Nov 03, 2024  
2023-2024 Catalog 
    
2023-2024 Catalog [ARCHIVED CATALOG]

AFR 321 - Special Topics: Black Lives and Black Protests in the Americas and the Caribbean


Instructor
Staff

In all societies, present and historical, people have joined together to press for or against social change. In this course, we are most interested in the struggles of people who imagined and sometimes- even if only briefly- lived in ways other than those imposed violently by the “over-represented (Western bourgeois) ethnoclass human figure of Man.”  We focus on the rebellions of the survivors of the Middle Passage who challenged “the inequality of the races”  to re-define blackness and to “counteract the imperial desires for Africans’ living deaths.”  We pay special attention to these visionary thinkers and doers who made claims on how to organize human (and non-human) life on the planet, thereby re-shaping modernity or rather giving shape to alternative modernities  (and in this case, black modernities). Studying black social movements in various historical and national contexts then allows us to ultimately reflect on more general questions about the nature of political power, conflict, and legitimacy, as well as the relationship between human agency, social structure, historical change, and identity formation and politics in the modern world.

In this course, we begin with the perspective that culture is politics and politics is culture. We depart from the theoretical frameworks that view rebellions as irrational outbursts or as strategic and rational dissent to an approach that views organized and seemingly un-organized movements of people as struggles over meaning and value. This perspective challenges traditional Marxist critiques that so-called “new” social movements are products of postmodern concerns and angsts. As such, we recognize that identity politics are underpinned by demands not only for recognition but also for the redistribution of resources and material goods. Consequently, the control and use of land and water (and air) is fundamental to these claims since we build our homes, grow our food, define our subjectivities and ways of being on land, which is surrounded by the water that nourishes our seeds, replenishes our bodies, and with which we honor our ancestors.

During the semester, we will address the following questions: What constitutes a social movement? Why, where, and when do social movements emerge? What social or individual factors explain their development and decline? Who joins social movements? Who does not? Why? What ideas or ideals animate those who do participate? What is it like to be part of a social movement? How are social movements organized? What sorts of strategies do social movements construct and what are common goals that many movements share? What are the tactical repertoires utilized by social movements today? How do external forces such as the state, media, counter-movements, supranational institutions, and transnational corporations shape movements? What effect do they or have they had on identity, politics, power and efforts at social change? What effect do they or have they had on the organization of human life on this planet?

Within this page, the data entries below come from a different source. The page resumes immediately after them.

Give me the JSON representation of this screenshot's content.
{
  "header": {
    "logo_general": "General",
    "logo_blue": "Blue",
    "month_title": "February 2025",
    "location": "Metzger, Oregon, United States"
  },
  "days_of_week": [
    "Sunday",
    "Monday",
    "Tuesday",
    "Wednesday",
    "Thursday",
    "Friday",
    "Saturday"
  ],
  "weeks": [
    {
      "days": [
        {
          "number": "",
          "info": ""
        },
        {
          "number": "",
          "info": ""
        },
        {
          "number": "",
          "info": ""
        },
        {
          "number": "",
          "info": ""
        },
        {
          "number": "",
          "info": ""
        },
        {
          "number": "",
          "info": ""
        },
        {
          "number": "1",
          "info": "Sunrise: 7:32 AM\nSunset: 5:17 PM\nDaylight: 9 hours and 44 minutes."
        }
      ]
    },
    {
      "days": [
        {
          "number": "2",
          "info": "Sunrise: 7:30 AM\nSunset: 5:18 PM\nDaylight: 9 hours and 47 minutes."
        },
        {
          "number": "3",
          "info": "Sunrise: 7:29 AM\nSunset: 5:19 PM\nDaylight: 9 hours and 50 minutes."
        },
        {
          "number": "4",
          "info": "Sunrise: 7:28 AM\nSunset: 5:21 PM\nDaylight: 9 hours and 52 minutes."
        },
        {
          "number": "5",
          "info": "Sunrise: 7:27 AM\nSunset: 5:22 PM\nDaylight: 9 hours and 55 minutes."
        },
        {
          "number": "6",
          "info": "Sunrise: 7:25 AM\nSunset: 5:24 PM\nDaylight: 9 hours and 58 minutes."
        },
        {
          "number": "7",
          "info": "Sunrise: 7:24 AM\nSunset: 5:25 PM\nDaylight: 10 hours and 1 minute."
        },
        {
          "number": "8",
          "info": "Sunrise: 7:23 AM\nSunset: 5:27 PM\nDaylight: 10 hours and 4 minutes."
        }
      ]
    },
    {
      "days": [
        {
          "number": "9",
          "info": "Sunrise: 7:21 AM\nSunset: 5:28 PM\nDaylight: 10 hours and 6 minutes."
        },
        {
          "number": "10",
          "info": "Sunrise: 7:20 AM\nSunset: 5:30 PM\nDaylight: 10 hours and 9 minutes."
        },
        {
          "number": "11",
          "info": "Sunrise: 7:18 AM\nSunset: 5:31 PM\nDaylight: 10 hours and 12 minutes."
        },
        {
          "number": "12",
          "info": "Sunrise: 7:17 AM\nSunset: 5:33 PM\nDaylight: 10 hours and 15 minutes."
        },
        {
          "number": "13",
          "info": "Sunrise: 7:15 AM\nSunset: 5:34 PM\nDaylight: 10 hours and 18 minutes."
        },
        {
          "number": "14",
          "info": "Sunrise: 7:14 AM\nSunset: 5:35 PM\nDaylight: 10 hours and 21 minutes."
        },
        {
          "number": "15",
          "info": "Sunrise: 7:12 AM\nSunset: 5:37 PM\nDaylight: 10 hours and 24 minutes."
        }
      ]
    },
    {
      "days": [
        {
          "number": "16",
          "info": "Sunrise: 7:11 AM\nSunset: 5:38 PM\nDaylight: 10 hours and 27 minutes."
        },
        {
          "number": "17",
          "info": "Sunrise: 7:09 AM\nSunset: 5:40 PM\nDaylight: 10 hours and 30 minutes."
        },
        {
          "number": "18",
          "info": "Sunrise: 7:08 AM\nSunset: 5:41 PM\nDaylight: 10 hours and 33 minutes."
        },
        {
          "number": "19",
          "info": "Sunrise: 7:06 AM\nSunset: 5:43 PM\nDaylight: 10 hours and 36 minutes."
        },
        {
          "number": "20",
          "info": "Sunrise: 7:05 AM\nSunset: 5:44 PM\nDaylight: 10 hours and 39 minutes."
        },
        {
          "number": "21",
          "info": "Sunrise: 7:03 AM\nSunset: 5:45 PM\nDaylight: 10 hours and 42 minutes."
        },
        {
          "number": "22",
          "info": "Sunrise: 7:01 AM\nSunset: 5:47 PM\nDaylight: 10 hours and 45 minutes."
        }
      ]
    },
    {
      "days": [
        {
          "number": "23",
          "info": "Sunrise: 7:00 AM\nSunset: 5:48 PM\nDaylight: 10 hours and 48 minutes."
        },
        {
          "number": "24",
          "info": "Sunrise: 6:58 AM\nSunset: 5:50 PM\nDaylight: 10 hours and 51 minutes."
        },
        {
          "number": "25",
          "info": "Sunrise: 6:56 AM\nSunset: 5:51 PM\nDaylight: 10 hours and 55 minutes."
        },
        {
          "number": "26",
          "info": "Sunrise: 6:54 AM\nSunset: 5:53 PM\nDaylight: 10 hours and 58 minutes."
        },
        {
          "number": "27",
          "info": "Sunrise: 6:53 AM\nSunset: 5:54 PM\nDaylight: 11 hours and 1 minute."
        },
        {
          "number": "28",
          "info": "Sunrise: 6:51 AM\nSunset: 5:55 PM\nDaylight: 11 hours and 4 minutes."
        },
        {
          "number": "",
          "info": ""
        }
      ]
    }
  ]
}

This course explores the theoretical explanations for movement processes and grounds them in specific ethnographic examples of Black Atlantic social movements but also in other materials such as speeches, position papers, blogs, etc. While it attempts to transnationalize and historicize our conceptualizations of Black Atlantic rebellions, this course is nevertheless limited to works produced by Anglophone and English-speaking authors. As such, throughout the semester, I invite you to share readings with the class (as will I) by different thinkers and doers speaking or writing in the different languages and registers of the African Diaspora.